A Good News Day for Early Care and Education

Dec 16, 2011

By Hannah Matthews

Winners of new grant program to improve early childhood systems announced, and child care and early education programs receive increases in a broad FY 2012 spending bill slated to pass today. (Update: The final FY 2012 appropriations bill passed Congress on December 17th).

Today's big news in early childhood began with the White House announcing recipients of the first Race to the Top-Early Learning Challenge (RTT-ELC) grant competition.

California, Delaware, Maryland, Massachusetts, Minnesota, North Carolina, Ohio, Rhode Island, and Washington will receive grants ranging from $50 million to $100 million to make quality improvements in their early childhood systems and move more high needs children into high quality care over the next four years. Additional information on the awardees, the competition and selection process will be available soon.

But all early childhood advocates and leaders have reason to celebrate. In a very difficult funding time, a final 2012 funding bill clearing Congress contains much-needed increases in child care and early education funding, including:  

  • A $424 million increase for Head Start and Early Head Start to maintain the enrollment of children currently served into next school year.
  • A $60 million increase for the Child Care and Development Block Grant (CCDBG).
  • A $60 million increase for Title I of the Elementary and Secondary Education Act.
  • $550 million for Race to The Top. Accompanying report language indicates that Congress expects this program to have a robust early childhood component, so it appears there may be a second RTT-ELC competition to come.

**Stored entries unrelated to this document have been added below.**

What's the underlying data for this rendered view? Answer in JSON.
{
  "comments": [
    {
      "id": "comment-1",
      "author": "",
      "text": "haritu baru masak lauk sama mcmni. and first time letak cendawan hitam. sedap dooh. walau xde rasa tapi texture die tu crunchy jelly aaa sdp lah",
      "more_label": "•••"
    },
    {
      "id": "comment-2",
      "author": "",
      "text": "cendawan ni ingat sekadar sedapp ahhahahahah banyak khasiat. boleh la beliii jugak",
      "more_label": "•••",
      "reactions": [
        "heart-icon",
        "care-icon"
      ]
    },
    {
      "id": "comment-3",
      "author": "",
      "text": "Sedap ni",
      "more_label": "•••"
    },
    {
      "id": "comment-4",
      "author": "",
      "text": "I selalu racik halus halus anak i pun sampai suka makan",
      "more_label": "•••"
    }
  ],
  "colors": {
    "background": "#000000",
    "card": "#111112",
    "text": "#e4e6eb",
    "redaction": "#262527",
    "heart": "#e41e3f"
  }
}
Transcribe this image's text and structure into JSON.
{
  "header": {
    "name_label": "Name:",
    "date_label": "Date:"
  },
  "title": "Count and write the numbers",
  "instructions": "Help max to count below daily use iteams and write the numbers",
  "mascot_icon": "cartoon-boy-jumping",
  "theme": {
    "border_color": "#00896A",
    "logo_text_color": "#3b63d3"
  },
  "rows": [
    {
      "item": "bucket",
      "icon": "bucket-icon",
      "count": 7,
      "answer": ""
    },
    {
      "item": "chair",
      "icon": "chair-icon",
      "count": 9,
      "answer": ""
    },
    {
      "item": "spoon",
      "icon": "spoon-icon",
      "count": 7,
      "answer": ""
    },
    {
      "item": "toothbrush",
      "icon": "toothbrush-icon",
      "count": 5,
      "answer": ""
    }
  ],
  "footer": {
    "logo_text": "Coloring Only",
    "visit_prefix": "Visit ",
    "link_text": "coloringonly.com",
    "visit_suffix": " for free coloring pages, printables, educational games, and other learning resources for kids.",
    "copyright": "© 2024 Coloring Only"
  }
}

The final bill will likely include a small across-the-board cut to discretionary funding, which may have a small impact on the funding levels above. 

Meanwhile, the Administration is putting together its FY 2013 budget and with possible deficit reduction actions to come, funding will remain a challenge. Join the early childhood community in letting the White House know how important preserving and strengthening child care and early education funding is so we can continue to move forward for our most vulnerable children.